Reproducing kernel Hibert Sapce (RKHS)


RKHS is a Hibert Space of functions in which point evaluation is a continuous linear functional. Roughly speaking, this means that if two function $f$ and $g$ in the RKHS are close in norm, i.e., $\mid \mid f-g \mid \mid$ is small, then $f$ and $g$ are also pointwise close, i.e., $|f(x)-g(x)|$ is small for all $x$. The reverse need not be true.

Multiple kernel learning


Multiple kernel learning refers to a set of machine learning methods that use a predefined set of kernels and learn an optimal linear or non-linear combination of kernels as part of the algorithm. Reasons to use multiple kernel learning include the ability to select for an optimal kernel and parameters from a larger set of kernels, reducing bias due to kernel selection while allowing for more automated machine learning methods, and combining data from different sources (e.g. sound and images from a video) that have different notions of similarity and thus require different kernels. Instead of creating a new kernel, multiple kernel algorithms can be used to combine kernels already established for each individual data source.

  • Algorithms

The basic idea behind multiple kernel learning algorithms is to add an extra parameter to the minimization problem of the learning algorithm.
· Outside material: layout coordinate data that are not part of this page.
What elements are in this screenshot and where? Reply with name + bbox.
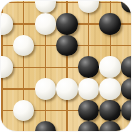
black-stone[interactable]	[35, 121, 57, 131]
black-stone[interactable]	[56, 35, 78, 57]
black-stone[interactable]	[78, 121, 100, 131]
white-stone[interactable]	[35, 1, 57, 13]
black-stone[interactable]	[78, 100, 100, 122]
black-stone[interactable]	[78, 56, 100, 78]
white-stone[interactable]	[1, 56, 13, 78]
go-app-icon[interactable]	[1, 1, 131, 131]
black-stone[interactable]	[121, 100, 131, 122]
white-stone[interactable]	[13, 35, 35, 57]
white-stone[interactable]	[1, 13, 13, 35]
black-stone[interactable]	[99, 13, 121, 35]
black-stone[interactable]	[121, 1, 131, 13]
screenshot-canvas	[0, 0, 132, 132]
white-stone[interactable]	[35, 78, 57, 100]
white-stone[interactable]	[99, 78, 121, 100]
white-stone[interactable]	[99, 56, 121, 78]
white-stone[interactable]	[56, 78, 78, 100]
white-stone[interactable]	[35, 13, 57, 35]
black-stone[interactable]	[121, 56, 131, 78]
black-stone[interactable]	[56, 13, 78, 35]
black-stone[interactable]	[99, 100, 121, 122]
go-board[interactable]	[1, 1, 131, 131]
black-stone[interactable]	[99, 121, 121, 131]
black-stone[interactable]	[121, 78, 131, 100]
white-stone[interactable]	[13, 100, 35, 122]
white-stone[interactable]	[78, 1, 100, 13]
white-stone[interactable]	[78, 78, 100, 100]
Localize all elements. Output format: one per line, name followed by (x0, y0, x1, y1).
As an example, consider the case of supervised learning of a linear combination of a set of $n$ kernels $K$. We introduce a new kernel \[ K’= \sum_{i=1}^n \beta_i K_i \] where $ \beta $ is a vector of coefficients for each kernel. because the kernels are additive (due to properties of reproducing kernel Hilbert spaces), this new function is still a kernel. For a set of data $X$ with labels $Y$, the minimization problem can then be written as, \[ \min_{ \beta,c} E(Y,K’c) + R(K,c) \] where $E$ is an error function and $R$ is a regularization term. $E$ is typically the square loss function or the hinge loss function, and $R$ is usually an $l_n$ norm or some combination of the norms. This optimization problem can then be solved by standard optimization methods. Adaptations of existing techniques such as the sequential minimal optimization have also been developed for multiple kernel SVM-based methods.